Going up the road, I met a woman with a plastic water bottle in hand, walking the dusty road. I stopped and asked her if she was OK. “There’s a whole park up there to hike in.” She said that she just wanted some time away from her family. I knew enough to move on.
The E-car was out for repairs – the second equipment malfunction. So my shift mates were at a loss on how to organize themselves. Finally two piled into a truck while Mark was on his own to watch that visitors did not get too close to an elk just on the road.
Based on the number of elk that was spotted, it really felt like fall. Many visitors told me that they had seen bull elk but I was skeptical. Males don’t come out until it’s almost rutting season. you know when they’re needed. But there were four in the fenced in area next to the Ranger Station. They were just sitting there, not going after the females. Yet, there are still pregnant cows. The score is – 18 calves were born so far and 15 survived.
I walked to campsite #40 and saw lots of people. I also encourage people to walk there. I’ve now updated my little photo album and tell them to take Rough Fork Trail to the Woody House and beyond.
I met three women on horseback who warned me that there was a “hunting” dog that was spooking the horses. I was ready for my first confrontation. By the time, I found the dog, it was leashed and walking with a older couple. I explained that dogs are not allowed on backcountry trails in any National Park. “But horses are?” is always the retort. Dogs are predators and give off a scent that disturbs the wildlife. Horses are not carnivores, even though they may mess up a trail.

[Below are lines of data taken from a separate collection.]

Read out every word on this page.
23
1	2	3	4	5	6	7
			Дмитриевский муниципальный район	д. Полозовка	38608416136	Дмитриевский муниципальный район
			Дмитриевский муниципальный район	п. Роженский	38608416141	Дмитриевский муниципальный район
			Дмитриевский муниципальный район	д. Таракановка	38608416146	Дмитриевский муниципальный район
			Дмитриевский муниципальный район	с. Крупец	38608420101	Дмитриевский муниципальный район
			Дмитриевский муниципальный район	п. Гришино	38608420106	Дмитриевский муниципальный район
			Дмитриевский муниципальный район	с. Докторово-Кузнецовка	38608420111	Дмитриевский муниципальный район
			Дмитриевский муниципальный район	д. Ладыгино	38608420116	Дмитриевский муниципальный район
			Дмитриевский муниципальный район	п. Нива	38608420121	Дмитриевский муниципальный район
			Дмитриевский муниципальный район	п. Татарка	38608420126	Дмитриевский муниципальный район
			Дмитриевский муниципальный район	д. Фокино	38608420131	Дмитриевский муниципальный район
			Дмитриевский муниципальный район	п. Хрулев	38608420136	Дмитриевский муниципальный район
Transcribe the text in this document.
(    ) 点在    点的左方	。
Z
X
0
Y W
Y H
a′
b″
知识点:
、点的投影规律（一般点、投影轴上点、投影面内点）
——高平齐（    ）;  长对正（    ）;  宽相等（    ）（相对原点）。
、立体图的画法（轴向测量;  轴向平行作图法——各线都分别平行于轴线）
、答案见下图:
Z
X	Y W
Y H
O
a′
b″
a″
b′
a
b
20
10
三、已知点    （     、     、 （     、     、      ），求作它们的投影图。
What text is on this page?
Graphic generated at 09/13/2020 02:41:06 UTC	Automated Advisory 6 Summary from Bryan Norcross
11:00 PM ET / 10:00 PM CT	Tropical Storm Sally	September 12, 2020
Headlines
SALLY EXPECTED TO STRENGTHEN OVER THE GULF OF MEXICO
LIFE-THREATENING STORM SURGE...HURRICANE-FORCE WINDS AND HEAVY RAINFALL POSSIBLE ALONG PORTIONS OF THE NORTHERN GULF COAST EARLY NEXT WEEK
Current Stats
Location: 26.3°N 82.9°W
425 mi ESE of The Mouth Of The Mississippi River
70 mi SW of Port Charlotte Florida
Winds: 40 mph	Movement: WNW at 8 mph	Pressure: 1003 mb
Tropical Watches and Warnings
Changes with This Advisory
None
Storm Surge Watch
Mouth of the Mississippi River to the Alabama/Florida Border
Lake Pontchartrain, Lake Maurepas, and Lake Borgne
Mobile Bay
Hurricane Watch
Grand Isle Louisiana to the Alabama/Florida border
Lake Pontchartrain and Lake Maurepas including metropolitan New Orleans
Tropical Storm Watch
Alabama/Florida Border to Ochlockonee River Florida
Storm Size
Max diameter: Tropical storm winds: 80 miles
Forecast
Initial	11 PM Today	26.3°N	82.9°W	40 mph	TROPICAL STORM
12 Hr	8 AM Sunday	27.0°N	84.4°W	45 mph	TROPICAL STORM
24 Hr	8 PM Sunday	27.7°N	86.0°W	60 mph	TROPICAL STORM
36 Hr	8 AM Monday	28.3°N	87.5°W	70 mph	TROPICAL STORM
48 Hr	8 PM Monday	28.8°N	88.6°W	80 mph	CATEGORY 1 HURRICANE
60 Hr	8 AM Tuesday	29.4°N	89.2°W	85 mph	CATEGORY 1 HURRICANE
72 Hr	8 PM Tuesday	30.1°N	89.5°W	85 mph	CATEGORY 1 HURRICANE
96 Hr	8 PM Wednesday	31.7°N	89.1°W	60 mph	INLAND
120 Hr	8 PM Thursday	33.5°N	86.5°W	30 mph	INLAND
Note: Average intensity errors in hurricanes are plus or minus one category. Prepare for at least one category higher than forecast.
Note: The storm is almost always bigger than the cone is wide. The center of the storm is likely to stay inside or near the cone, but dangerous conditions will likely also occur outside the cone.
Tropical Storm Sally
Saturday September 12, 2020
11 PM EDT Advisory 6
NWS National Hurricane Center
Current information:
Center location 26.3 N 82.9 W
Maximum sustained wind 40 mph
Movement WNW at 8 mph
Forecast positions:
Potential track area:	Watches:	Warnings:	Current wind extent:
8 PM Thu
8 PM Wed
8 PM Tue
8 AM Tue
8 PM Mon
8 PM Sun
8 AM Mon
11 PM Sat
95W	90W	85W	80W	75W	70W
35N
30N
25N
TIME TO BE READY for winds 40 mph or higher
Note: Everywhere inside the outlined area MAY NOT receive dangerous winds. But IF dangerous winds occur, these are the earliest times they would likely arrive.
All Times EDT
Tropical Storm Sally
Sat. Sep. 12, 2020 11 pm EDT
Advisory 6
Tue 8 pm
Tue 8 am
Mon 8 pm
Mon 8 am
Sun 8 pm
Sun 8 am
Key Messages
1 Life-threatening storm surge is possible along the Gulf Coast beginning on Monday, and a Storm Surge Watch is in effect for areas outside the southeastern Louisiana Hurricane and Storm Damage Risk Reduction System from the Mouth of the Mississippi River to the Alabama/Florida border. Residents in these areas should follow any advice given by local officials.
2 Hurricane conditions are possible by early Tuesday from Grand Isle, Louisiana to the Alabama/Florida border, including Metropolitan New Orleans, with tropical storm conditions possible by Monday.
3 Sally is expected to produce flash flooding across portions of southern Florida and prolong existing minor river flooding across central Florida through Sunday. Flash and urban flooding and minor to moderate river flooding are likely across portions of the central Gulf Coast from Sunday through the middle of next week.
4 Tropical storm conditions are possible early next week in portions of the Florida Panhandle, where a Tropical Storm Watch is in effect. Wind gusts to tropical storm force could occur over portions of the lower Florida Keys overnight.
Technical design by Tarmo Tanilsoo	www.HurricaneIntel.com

The guy flashed me the peace sign. That was supposed to make it all OK. I escorted them out but we talked about his experience volunteering in the National Forest in Virginia. “That’s different! Dogs are allowed in the forest. We’re in a National Park.”
When I got back to the World Headquarters and signed out, I joked with Gini about my first reportable offense but she told me to report it by making a note. Gini and her husband, Pete, are the den parents of the rest of the volunteers. They live in an RV in the Cataloochee campground and live and breathe the Elk Bugle Corp.
On the way out, I saw two female elk #18 with her calf and #60 who according to Gini, lost her calf to a bear.